Climate & Sustainability is the smallest of the six hot industries we’re walking this week — 72 providers across 280 APIs — and that’s exactly why it’s interesting. This is what a vertical looks like before it consolidates: a dense core of data providers, a fast-growing carbon-accounting layer, and a long tail of specialists still finding their shape. This is the final post in our week-long tour of the hottest industries on apis.io.
The bands
| Band | What it does | Providers on apis.io |
|---|---|---|
| Climate & weather data | Forecast, historical, marine, air | NOAA (12 APIs), OpenWeatherMap (12), Tomorrow.io (8) |
| Environmental & regulatory | Emissions, facilities, compliance | EPA (31) |
| Energy & grid | Generation, rates, carbon intensity | Dept. of Energy (6), NREL (5), WattTime, Electricity Maps |
| Carbon accounting & offsets | Estimate, purchase, retire credits | Cloverly (4), Patch |
The EPA’s 31 APIs and NOAA’s 12 mean government data is the backbone of this vertical — the carbon-accounting startups largely build on top of these public sources.
What’s shifted in 2026
- Carbon accounting went API-first. Scope 3 and financed-emissions reporting pushed a wave of platforms — Cloverly, Patch, and peers — to expose estimate, purchase, and retirement as callable APIs aligned to the GHG Protocol, rather than as dashboards you export from.

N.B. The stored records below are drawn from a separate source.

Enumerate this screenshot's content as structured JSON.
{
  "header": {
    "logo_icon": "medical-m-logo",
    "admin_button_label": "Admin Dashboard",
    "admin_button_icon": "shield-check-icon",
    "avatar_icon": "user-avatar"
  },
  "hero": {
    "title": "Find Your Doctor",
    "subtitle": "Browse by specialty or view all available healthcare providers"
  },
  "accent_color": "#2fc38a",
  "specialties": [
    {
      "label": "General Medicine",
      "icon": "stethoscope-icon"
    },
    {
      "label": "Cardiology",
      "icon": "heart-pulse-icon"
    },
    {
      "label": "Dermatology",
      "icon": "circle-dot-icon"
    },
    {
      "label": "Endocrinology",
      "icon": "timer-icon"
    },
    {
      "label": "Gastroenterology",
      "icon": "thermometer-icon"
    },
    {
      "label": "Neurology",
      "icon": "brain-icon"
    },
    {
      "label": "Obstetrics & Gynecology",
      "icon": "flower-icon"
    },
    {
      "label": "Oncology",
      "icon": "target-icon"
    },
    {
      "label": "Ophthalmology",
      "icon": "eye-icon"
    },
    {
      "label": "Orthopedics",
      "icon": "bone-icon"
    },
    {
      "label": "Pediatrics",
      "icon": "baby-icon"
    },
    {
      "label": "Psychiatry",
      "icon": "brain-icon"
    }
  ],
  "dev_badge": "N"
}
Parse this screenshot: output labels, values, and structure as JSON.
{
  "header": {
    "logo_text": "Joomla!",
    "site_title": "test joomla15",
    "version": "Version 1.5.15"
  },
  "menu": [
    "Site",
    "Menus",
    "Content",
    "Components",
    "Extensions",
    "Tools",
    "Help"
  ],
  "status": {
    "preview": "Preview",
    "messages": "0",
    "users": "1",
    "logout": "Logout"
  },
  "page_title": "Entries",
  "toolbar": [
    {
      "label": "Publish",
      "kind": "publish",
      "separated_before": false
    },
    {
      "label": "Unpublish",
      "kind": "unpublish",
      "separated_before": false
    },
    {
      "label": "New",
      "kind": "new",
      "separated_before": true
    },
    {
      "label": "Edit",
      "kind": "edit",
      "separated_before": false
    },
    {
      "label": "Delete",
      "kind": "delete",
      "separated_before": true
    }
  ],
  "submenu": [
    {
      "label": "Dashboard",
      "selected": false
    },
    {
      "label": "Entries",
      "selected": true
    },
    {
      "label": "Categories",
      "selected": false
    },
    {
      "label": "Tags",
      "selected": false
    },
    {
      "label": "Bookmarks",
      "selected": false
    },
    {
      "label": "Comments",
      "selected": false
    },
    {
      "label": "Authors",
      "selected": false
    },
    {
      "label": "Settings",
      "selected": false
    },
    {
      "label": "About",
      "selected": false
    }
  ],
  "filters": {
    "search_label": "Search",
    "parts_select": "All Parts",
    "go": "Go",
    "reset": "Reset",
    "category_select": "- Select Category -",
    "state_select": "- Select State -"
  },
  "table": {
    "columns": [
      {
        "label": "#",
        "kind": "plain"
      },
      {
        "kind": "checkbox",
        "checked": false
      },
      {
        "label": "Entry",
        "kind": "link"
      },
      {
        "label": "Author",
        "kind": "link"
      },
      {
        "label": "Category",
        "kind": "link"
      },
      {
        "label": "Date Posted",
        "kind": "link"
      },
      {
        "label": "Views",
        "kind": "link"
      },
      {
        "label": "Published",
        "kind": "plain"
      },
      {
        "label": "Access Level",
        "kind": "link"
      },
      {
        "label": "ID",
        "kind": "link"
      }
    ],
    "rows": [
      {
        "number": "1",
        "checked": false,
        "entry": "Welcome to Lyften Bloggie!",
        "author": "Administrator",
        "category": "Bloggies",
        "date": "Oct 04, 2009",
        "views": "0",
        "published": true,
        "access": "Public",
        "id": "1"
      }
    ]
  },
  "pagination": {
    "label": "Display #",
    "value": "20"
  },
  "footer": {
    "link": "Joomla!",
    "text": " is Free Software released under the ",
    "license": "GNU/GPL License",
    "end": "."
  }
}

- Grid-aware compute is the AI crossover story. WattTime and Electricity Maps publish real-time, sub-hourly carbon-intensity signals. As AI training and inference strain the grid, scheduling workloads against live emissions data turns these from niche feeds into infrastructure — the point where climate APIs meet the AI vertical we opened the week with.
- It’s genuinely early. The top three providers account for roughly a third of the vertical’s APIs, with a long thin tail behind them. Expect consolidation and sharper specialization — climate-risk modeling, registries, regulatory reporting — over the next year.
Where to start
- The Climate & Sustainability industry page — the full cohort.
- capabilities.apis.io — compare weather, emissions, and grid surfaces across providers.
- The MCP server catalog — CARTO and Data Commons cover the geospatial and public-data surfaces most relevant here.
- Provider profiles — EPA, NOAA, and WattTime are the best entry points into the data backbone.
The takeaway
Climate is the one vertical in our hot six that’s still being built. There are no dedicated climate skills in the network yet, and only a handful of MCP servers touch it — which is precisely the signal worth watching. Catalogs are most useful when a market is forming, because they show you the shape before the consolidation. If you’re building here, the grid-and-emissions band is where climate data stops being reporting and starts being something an agent acts on.